The Ethereum Foundation is positioning its blockchain as a coordination and verification layer for artificial intelligence systems. Davide Crapis, the foundation's AI lead, emphasizes ensuring decentralization, self-sovereignty, and privacy in an AI-dominated future. This strategy focuses on AI agent coordination and embedding Ethereum's core principles into AI applications.
As artificial intelligence transforms sectors like finance and cybersecurity, the Ethereum Foundation (EF) is outlining a role for its network beyond raw computation. Instead, Ethereum would serve as a trust infrastructure for AI-mediated interactions, according to Davide Crapis, the EF's AI lead.
Crapis, speaking in an interview at NEARCON 2026, highlighted philosophical motivations alongside technical ones.

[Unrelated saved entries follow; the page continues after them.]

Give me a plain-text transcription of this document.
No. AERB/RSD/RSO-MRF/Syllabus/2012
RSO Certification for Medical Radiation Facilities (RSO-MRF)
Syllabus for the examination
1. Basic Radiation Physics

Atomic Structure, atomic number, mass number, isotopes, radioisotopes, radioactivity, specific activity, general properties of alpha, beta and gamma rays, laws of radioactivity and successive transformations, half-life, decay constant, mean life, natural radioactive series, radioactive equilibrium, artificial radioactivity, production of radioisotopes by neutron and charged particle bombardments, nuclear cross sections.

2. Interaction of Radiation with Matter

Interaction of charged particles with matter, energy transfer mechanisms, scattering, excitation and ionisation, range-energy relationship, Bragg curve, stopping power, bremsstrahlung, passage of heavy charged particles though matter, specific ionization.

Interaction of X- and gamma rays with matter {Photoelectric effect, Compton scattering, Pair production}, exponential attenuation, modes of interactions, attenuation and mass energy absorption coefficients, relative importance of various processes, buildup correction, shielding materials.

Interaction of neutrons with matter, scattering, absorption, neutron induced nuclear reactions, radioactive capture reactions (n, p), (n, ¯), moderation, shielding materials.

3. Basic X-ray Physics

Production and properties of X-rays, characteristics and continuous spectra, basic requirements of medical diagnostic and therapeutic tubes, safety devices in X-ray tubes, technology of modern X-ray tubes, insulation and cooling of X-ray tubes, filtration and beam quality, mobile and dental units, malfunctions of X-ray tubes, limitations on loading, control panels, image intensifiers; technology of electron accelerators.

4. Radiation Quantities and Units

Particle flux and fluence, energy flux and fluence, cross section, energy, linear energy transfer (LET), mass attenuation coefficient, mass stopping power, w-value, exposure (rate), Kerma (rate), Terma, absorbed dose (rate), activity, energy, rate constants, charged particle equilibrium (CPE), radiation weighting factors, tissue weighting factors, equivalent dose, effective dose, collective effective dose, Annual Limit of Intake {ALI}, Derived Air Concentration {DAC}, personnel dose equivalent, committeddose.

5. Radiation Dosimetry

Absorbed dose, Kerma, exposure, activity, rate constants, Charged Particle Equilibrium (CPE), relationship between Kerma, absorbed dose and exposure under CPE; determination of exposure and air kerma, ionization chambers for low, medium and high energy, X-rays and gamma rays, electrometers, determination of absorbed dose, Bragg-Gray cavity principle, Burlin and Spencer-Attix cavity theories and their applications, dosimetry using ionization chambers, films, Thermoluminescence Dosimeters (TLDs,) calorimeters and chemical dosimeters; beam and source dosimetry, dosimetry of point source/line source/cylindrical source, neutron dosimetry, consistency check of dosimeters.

He warned that reliance on centralized AI could undermine crypto values such as decentralization and privacy. “If AI doesn’t have the properties we care about — self-sovereignty, censorship resistance, privacy — and then we use AI for everything, basically no one has those properties anymore,” Crapis said.
The EF's approach divides into two areas. First, decentralized AI coordination: as autonomous AI agents proliferate, they require mechanisms for identity, trust, and payments. “Ethereum functions as a public, governance-less verification layer for AI,” Crapis explained. AI's intensive computing would occur off-chain, while Ethereum handles discovery via public registries, reputation tracking, payment routing, and cryptographic proofs of outcomes.
The foundation is advancing standards like ERC-8004 for agent identity and trust, which are attracting interest beyond Ethereum.
Second, integrating Ethereum principles—termed “Props AI” internally—into AI, with a focus on privacy and security. To protect user data, the EF advocates local device processing over centralized servers. “We want to create a world where users retain as much data and power as possible,” Crapis stated. “We just don’t give it to operators.”
On security, Crapis anticipates AI-driven cyberattacks that impersonate humans, breaking traditional models. “We will probably see hacks orchestrated by AI,” he said. “The old security models break when AI can impersonate a human.” Cryptographic keys, verifiable mathematically, would provide robust control. “In a world where AI is in the wild, we want Ethereum to be the place with the big lock,” Crapis added. “If I have the keys, I still have power.”
This AI initiative ranks among the EF's several priorities, reflecting broader crypto industry shifts toward AI integration.